2. Phil Jackson, LA Lakers (832-316, .725) -9 rings. That’s really the only thing that matters when you talk about Phil Jackson. He pushed arguably the two most dominate players in NBA history over the hump as contenders and made them into champions. The Zen Master didn’t stop there–he turned championships into dynasties which as anyone will tell you, is the most difficult and greatest accomplishment in all of sports. We can stop here, but that wouldn’t be fair to Jackson who in some ways is underappreciated for what he’s achieved as a coach. People can talk all they want about how Jax rode the coattails of Michael Jordan and Shaquille O’Neal to 9 titles, but they weren’t the ones drawing up complex offensive schemes with Tex Winter for the triangle offense. Nobody has ever been able to maximize a star player’s capabilties quite like Jackson and that’s all because he realized that to make a superstar truly unstoppable, you have to get the most out of the people surrounding him. And Jackson did just that in Chicago and LA, filling the roles necessary to make the triangle a tour de force by convincing every single one of his players to buy into a team concept. Now Phil is back in LA after a one year hiatus and for the first time ever, the odds are against him. While many believe he’s risking his legacy by taking over a team far from title contention, Jackson’s actually out to prove that he is indeed the greatest coach of all-time.
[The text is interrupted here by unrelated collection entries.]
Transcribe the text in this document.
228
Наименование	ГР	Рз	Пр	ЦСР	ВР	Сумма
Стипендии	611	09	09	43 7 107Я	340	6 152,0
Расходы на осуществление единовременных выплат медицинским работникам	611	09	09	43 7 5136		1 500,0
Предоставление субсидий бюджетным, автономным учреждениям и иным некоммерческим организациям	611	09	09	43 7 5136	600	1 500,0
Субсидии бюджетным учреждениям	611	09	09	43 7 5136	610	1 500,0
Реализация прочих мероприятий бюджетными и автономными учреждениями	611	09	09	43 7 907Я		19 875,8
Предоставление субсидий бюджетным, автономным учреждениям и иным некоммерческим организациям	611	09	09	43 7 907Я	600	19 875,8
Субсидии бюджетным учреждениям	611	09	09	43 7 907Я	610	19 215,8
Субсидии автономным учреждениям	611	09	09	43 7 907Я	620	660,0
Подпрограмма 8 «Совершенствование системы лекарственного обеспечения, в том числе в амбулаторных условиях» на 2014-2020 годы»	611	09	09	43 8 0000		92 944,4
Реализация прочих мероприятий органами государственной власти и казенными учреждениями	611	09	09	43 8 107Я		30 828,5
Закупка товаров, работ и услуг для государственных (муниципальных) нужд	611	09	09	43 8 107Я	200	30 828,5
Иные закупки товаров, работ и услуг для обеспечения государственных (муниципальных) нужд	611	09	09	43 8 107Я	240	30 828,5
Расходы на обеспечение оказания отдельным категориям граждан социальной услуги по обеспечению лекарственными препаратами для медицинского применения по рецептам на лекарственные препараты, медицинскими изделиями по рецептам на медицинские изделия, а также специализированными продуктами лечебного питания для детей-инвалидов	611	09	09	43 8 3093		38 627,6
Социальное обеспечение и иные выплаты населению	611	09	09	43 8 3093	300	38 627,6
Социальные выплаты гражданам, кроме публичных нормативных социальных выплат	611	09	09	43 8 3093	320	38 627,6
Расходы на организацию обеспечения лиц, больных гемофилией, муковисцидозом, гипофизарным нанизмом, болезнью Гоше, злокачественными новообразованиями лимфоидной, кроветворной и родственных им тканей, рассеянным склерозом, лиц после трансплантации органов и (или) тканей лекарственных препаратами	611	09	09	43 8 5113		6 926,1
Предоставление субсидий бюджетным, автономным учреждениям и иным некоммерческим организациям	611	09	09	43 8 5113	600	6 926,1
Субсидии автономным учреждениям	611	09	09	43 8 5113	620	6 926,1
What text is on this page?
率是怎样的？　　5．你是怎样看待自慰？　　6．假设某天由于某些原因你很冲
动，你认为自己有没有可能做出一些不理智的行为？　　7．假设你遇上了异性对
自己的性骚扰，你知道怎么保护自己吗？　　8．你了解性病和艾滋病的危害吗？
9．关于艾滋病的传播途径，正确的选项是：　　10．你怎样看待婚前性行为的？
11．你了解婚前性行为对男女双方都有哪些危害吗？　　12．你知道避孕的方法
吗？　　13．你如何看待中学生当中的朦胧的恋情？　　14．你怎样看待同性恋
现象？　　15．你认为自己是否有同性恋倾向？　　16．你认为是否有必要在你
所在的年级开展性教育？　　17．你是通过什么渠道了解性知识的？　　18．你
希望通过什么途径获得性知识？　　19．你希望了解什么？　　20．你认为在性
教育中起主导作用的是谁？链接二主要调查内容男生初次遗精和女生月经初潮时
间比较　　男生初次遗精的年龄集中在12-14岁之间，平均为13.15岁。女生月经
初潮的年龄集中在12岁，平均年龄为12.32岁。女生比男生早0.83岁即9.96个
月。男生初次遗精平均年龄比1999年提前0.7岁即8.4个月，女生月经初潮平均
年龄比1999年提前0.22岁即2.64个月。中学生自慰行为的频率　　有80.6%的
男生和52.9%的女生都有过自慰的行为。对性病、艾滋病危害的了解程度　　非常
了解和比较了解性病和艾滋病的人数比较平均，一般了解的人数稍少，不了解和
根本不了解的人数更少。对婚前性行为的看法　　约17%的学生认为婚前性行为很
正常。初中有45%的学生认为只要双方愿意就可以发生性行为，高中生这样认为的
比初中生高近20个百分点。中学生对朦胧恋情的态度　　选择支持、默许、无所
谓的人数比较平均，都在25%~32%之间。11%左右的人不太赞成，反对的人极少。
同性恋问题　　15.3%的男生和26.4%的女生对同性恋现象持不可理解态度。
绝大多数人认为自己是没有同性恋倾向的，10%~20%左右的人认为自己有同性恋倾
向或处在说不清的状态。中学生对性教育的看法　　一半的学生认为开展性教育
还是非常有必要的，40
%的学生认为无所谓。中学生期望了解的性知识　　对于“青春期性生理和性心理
1. Gregg Popovich, San Antonio (455-233, .661) -You can easily point to the 3 championships since 1999 in a secondary Texas city as reason enough to put him at the top. You can credit him for turning nobodies like Jaren Jackson, Malik Rose, Stephen Jackson, Bruce Bowen, and Devin Brown into key contributors on title teams. You can attribute the success of his current stars Tony Parker, Manu Ginobili, and most notably Tim Duncan to Popovich’s teaching and mentoring since they’ve entered the league. No matter how you want to break it down– no coach out there has as much to do with his team’s success as Gregg Popovich. In essence, Pop has done exactly what Jerry Sloan was able to accomplish in Utah– build a small market team from scratch around two superstars with a supporting cast that buys into the team concept. There’s a difference between the two however– Pop has 3 rings, Sloan has none. Now while you could argue that the Spurs aren’t quite a dynasty just yet, you can’t deny that they’re an empire. By tapping their resources overseas better than any team out there, the Spurs have developed a system in San Antonio that is going to result in them being contenders for years to come– under one imperial leader, Gregg Popovich.